村上 麻里(熊本大学4年)

大学の後期試験も終わり、次の日ミュンヘンへ出発という慌ただしいスケジュールの中、迎えた2016春期ミュンヘン国際音楽セミナー。私は、大好きなピアノをできるところまで勉強したいと思い、海外のセミナーを受講してきました。そんな中、「ドイツ」留学ということ、リピーターが多いということに興味を惹かれ、このセミナーを受講させて頂くことになりました。10日間という短い間でしたが、とても充実したものとなりました。
まず初めに、レッスンについてです。私は、シェーファー教授と、ベッケラー教授のレッスンを、それぞれ2回ずつ受講しました。シェーファー教授は、リズムやテンポなど、基本的なことを求められ、細かい部分を多く見て頂きました。特にペダルについて、雑にするのでなく、指で出来るだけ繋ぎ、音をきちんと聴きながら、ペダルを使う。慣れてきた曲だからこそ、楽譜をきちんと読み直すことを、再確認したレッスンでした。ベッケラー教授は、音色や表現について求められ、イメージを持って音を出すことを、身体全体で表現され、なかなか上手くいかない箇所は、「~になったようなつもりで弾いてごらん」と具体例を挙げ、それを音に引き出して下さいました。また、私のネックである、指の弱さを指摘され、どんな時でも、メロディが浮き出てくる練習法などを教わり、とても身になるレッスンでした。
次に、ホームステイについてです。今回、私にとって初めてとなる、ホームステイをさせて頂きました。外国人と生活したことがなかった為、言葉の壁に、研修期間中の生活が、ものすごく不安でしたが、ホストファミリーであるGerbitzご夫妻は、自由に生活できる環境を与えて下さり、毎日、安心した生活を送ることができました。通学は、電車と徒歩で、電車を降りてからご自宅の間もマンションや公園などがあり、お昼は親子連れが多く、真夜中に歩くことはなかったものの、特に危険を感じることはありませんでした。また、今回、セミナーの受講生、且つ、一緒にホームステイをした外国人がいました。歳も近く、簡単な英語でゆっくりと話し掛け、コミュニケーションをとってくれて、そのおかげで最初の不安は、すぐになくなりました。私は、この経験で、今までにない、素晴らしい機会に、恵まれたと心から思いました。

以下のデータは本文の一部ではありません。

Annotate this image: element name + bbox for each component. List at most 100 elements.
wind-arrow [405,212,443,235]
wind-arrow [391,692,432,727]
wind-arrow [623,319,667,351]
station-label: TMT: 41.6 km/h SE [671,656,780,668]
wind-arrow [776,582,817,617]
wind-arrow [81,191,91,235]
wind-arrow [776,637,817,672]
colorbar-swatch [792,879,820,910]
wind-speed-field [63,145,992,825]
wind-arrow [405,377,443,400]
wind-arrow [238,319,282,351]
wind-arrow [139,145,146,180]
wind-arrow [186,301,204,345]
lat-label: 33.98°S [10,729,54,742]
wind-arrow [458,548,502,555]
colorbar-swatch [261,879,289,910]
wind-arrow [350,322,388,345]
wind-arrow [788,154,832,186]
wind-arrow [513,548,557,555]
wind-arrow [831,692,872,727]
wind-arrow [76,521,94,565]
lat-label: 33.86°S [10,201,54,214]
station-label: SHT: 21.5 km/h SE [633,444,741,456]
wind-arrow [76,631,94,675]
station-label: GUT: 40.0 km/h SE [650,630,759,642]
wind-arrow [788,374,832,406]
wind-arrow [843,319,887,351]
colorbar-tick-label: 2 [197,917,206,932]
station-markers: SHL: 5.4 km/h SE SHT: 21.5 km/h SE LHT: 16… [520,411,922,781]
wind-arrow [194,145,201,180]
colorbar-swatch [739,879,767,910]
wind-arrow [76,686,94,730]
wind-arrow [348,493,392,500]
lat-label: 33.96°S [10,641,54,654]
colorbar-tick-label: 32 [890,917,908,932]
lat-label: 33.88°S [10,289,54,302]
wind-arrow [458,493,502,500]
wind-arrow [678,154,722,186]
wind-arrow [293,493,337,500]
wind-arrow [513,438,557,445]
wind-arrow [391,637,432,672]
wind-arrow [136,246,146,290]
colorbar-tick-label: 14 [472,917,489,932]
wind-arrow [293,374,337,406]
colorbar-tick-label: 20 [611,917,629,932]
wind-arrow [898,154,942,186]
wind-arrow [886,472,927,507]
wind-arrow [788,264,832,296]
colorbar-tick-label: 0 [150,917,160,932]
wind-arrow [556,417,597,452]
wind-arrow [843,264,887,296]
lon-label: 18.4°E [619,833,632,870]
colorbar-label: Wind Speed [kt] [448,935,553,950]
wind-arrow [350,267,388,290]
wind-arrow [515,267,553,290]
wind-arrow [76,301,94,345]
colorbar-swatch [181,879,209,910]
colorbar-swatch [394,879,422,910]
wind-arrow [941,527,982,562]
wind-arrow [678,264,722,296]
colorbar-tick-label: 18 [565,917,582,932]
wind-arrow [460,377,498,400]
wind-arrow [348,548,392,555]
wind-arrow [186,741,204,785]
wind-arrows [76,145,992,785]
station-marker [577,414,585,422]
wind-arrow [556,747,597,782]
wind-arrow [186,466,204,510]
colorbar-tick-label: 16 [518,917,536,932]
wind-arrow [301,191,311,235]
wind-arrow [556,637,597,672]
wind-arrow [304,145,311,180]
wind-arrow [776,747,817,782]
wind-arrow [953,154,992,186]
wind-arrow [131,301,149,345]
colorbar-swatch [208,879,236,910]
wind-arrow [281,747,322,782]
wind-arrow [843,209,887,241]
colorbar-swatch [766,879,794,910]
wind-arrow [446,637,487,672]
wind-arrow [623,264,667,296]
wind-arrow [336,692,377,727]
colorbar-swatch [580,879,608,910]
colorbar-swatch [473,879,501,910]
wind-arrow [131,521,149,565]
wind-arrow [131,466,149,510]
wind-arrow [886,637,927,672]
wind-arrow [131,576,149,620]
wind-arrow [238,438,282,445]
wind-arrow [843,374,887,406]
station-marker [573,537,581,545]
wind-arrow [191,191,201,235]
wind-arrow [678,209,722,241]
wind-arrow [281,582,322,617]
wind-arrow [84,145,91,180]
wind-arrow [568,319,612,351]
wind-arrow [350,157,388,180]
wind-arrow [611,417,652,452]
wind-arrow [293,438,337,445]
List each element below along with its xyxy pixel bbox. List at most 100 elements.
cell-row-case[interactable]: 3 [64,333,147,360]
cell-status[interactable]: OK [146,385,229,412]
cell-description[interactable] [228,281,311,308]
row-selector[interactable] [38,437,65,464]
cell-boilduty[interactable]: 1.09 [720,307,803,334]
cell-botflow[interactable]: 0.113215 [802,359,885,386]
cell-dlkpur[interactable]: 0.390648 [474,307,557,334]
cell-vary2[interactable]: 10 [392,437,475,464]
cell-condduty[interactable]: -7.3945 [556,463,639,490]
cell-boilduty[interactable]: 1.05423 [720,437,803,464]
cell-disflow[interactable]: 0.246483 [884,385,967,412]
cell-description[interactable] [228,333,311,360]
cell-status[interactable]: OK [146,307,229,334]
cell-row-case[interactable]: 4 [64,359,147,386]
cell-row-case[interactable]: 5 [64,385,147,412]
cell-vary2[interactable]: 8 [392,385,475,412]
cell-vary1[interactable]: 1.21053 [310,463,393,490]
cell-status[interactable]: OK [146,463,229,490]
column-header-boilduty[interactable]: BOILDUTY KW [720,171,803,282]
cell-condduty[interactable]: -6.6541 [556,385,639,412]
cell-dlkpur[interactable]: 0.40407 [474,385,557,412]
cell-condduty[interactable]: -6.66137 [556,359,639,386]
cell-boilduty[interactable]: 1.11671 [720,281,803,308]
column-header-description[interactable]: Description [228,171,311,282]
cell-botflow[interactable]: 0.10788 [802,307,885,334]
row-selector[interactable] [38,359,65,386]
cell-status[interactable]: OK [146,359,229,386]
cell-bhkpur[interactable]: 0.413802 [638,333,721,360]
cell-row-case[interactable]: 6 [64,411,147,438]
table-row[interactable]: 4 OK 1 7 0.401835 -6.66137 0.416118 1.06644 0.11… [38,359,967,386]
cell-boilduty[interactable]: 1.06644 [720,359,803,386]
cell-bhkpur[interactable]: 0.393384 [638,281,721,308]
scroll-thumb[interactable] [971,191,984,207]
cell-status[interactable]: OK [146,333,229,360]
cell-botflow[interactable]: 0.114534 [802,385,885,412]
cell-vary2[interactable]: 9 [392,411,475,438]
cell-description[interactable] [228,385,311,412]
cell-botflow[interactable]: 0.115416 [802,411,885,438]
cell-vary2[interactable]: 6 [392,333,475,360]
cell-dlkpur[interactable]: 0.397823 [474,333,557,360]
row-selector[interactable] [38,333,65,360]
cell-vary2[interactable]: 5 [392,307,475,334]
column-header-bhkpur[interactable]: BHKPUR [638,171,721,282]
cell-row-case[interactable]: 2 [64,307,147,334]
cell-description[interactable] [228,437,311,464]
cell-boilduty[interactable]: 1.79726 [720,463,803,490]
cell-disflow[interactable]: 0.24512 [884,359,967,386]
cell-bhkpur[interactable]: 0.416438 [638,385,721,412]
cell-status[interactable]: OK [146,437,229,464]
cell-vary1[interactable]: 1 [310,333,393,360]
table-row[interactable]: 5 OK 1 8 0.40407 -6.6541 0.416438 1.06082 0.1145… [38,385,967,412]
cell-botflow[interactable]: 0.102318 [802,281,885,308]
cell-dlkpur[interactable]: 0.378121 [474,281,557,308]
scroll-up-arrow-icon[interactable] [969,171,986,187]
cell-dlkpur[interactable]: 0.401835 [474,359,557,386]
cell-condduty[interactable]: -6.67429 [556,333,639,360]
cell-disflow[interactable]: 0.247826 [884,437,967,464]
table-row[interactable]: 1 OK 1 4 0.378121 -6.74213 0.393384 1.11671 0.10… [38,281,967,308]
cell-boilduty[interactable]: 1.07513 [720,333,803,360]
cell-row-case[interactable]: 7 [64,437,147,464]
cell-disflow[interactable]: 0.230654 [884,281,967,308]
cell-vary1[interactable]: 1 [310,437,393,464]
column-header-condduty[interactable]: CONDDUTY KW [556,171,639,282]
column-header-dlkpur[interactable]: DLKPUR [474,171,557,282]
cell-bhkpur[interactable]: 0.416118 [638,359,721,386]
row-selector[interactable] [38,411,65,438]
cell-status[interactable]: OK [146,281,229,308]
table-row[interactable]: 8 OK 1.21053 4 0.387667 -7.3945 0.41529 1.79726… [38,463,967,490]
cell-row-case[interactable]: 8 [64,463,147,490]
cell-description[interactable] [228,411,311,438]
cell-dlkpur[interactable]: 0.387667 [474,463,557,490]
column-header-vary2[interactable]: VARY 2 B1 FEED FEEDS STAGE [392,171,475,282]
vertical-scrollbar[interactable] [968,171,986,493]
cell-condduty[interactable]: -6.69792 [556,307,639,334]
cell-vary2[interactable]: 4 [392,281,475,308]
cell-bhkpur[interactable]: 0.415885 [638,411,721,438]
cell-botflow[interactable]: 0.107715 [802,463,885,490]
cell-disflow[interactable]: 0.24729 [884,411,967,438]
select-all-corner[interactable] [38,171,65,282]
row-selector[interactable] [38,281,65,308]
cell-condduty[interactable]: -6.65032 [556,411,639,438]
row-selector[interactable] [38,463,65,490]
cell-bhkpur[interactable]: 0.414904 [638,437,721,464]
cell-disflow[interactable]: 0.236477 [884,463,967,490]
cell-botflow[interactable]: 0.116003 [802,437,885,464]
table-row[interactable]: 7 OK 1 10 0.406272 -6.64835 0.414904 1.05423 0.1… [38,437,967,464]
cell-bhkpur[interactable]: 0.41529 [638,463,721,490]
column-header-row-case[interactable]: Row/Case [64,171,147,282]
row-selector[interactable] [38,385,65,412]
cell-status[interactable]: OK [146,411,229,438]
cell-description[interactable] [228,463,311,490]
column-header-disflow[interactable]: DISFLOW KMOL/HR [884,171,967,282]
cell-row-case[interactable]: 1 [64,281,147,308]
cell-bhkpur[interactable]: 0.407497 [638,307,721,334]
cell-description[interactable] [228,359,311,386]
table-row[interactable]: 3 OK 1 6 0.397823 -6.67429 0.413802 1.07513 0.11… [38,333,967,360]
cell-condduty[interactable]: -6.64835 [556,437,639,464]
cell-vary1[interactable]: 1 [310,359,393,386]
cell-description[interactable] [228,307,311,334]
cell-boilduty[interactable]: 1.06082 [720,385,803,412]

日本から来た受講生とも、一緒に食事をしたり、街を歩いたり、観光もしました。みんな馴染み易く、演奏は勿論、留学の話や、将来の話をし、音楽に対する強い想いや、真剣さに刺激を受け、私自身も音楽と向き合うことができました。他にも教会巡りや、美術館巡りをし、ドイツの文化や、風習に触れ、芸術の姿に、感動しました。最後の修了演奏会では、観客の皆様が微笑み、あたたかい拍手が鳴り響き、あの瞬間が今までになく、とても印象深く、胸がいっぱいになり、言葉にならないものでした。
ホストファミリーは勿論、ガスタイクや駅、お店や道端でドイツ語が分からないなりに、会話をしたり、挨拶しあったり、ドイツでの生活は一つ一つが大きな経験です。一人で参加される方も十分に過ごすことができるセミナーだと思います。このようなセミナーに参加し、様々な場面で人と出逢い、自ら行動し一歩踏み出すことで、ホームステイも加え、本当に、本当に素晴らしい経験ができたと思っています。
このセミナーに参加できたこと、申し込み時から細かい連絡のやり取りをして下さった小長様、多くの質問にも丁寧にお応え下さり、期間中も常に声を掛けて気遣って下さった朝島様をはじめ、支えて下さったすべての方々に感謝し、この経験を無駄にしないよう、努力し続けたいと思います。